COVID-19 has brought into stark relief a reality that perpetually exists: We live in a time of persistent disruptions. Systems of all kinds – political, environmental, economic – are under strain. Change is constant, and it’s increasingly difficult to predict anything even a few weeks out.

For supply chain planners, this situation puts a premium on agility. Not that long-term planning is a thing of the past. It remains foundational – but in addition to it, organizations need more flexible planning processes to anticipate and react faster as circumstances change.

Supply chain planning is the practice of sensing demand in the market from short to long term and connecting it to the resources required to service that demand profitably.

Organizations need the ability to plan across long-term, mid-term, and short-term time horizons – all of which form a connected continuum that synchronizes vertically through the supply chain, down to the machine, truck, or individual labor resource.

Over time, the systems that support supply chain planning have become more powerful and integrated – which has helped broaden the planning scope. Now, for example, you can bring in the finance perspective using massive volumes of data to make better growth and investment decisions within seconds.

Organizations also benefit from advanced analytics. With machine learning, heuristics, and optimization techniques based on statistical methods, you can remove human bias from planning calculations and chart the way forward with a much higher degree of precision and confidence. The upshot is that companies have the tools, systems, and processes in place to keep inventory levels low and optimize costs while delivering a better service experience to their customers.

This, in a nutshell, is the idea behind synchronized planning – and today’s technology has the ability to support what, in the past, could only be accomplished across many different, potentially disconnected systems and processes.

Strategic planning for the long term

Strategic planning attempts to see as far into the future as possible. The lens looks out two or three years or even longer, and teams build plans that serve as a starting point for driving the business.

What are your expectations? How much do you want to sell? What new products do you want to bring to market? What resources do you need to follow through? These are the kinds of questions asked during the strategic planning phase.

Based on the answers to these questions, you can start to take action.
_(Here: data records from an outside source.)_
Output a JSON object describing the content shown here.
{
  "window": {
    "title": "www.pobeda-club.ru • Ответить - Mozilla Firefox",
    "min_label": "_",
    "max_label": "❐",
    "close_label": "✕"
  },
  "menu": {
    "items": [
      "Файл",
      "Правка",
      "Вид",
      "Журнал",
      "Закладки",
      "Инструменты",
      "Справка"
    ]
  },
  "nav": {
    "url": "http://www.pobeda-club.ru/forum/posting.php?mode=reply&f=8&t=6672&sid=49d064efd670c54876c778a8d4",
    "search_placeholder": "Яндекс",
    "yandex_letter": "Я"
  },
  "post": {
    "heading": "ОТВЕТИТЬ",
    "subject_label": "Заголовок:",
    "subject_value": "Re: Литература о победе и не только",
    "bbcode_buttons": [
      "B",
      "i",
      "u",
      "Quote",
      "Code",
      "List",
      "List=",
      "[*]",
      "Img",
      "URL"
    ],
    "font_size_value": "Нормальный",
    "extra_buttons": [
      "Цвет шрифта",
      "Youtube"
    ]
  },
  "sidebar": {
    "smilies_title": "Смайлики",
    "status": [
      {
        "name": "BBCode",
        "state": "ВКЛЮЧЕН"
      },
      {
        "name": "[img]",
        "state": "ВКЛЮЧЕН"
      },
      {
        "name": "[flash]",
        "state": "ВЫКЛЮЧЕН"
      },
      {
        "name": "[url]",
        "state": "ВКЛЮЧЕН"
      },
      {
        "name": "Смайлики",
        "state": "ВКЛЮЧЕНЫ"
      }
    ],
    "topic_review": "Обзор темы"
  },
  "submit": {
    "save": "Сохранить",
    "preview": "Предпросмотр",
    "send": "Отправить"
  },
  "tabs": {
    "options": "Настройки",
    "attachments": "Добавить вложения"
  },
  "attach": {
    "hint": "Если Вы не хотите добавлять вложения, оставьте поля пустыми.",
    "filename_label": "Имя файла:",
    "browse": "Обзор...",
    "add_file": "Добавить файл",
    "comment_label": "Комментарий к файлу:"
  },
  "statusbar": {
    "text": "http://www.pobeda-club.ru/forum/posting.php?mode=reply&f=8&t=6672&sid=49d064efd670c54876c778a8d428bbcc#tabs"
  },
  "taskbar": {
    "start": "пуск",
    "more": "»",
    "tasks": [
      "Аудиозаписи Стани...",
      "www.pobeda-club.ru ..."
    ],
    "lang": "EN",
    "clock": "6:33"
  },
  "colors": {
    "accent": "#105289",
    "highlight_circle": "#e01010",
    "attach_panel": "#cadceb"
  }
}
Maybe you need some investments to realize your objectives – new plants or new machines. Perhaps you’re planning to introduce new products – which means that design teams need to come together and collaborate with marketing, manufacturing, and critical suppliers. And to make sure that you don’t cannibalize your other offerings, you also want to analyze your decisions at the portfolio level.

Tactical planning for the mid-term

When you’re looking approximately 3-6 months out, that’s when you move into tactical or mid-term planning where you can still balance out demand and supply on a bigger scale. How are your strategic goals and assumptions tracking? Do you need to make changes relative to volumes and timing on an aggregate level or maybe adjust your portfolio? Has the demand picture evolved? Are the distribution channels and manufacturing capacity in place to execute?

Operational planning for the short-term

Operational planning is most closely associated with execution. Have you ordered the materials needed for production? Are they expected arrive at the right time in the right quantity? Do you have enough inventory to buffer for uncertainties? Do you have the needed capacity to execute? What’s your labor picture look like? Can you fill all shifts, or do you need to balance your labor?

Addressing these issues requires on-the-ground production planning and detailed scheduling capabilities that connect to the shop floor and keep production lines humming – all while reducing overhead in change-over and improving utilization. It requires warehouse visibility to pick the right materials and make sure they’re on the line at the right time.

It also requires powerful logistics to ensure transportation resources are available and scheduled to meet the plan. Many organizations, of course, operate on a global scale – with hundreds of production facilities around the globe. This only adds to the complexity and raises the stakes.

Supply chain management

The synchronized part

Synchronized planning says that all planning activities need to be connected digitally to support a sense of continuum across each time horizon – long, mid, and short. The strategy formalized in your long-term plan provides the guard rails. Any decisions made in the mid or short term need to be evaluated in terms of how they impact strategic goals.

At the same time, all plans need to connect to execution on individual manufacturing lines. Helpful in this regard are simulation capabilities for evaluating different scenarios and implementing the best decisions. This way, you can plan ahead for changes, making disruptions less of a problem.

Ultimately, as our recent experience with COVID-19 underscores, the goal is resilience. Companies with the systems and technology in place to quickly implement supply chain changes as realities change on the ground – these are the companies that thrive even in the face of disruption.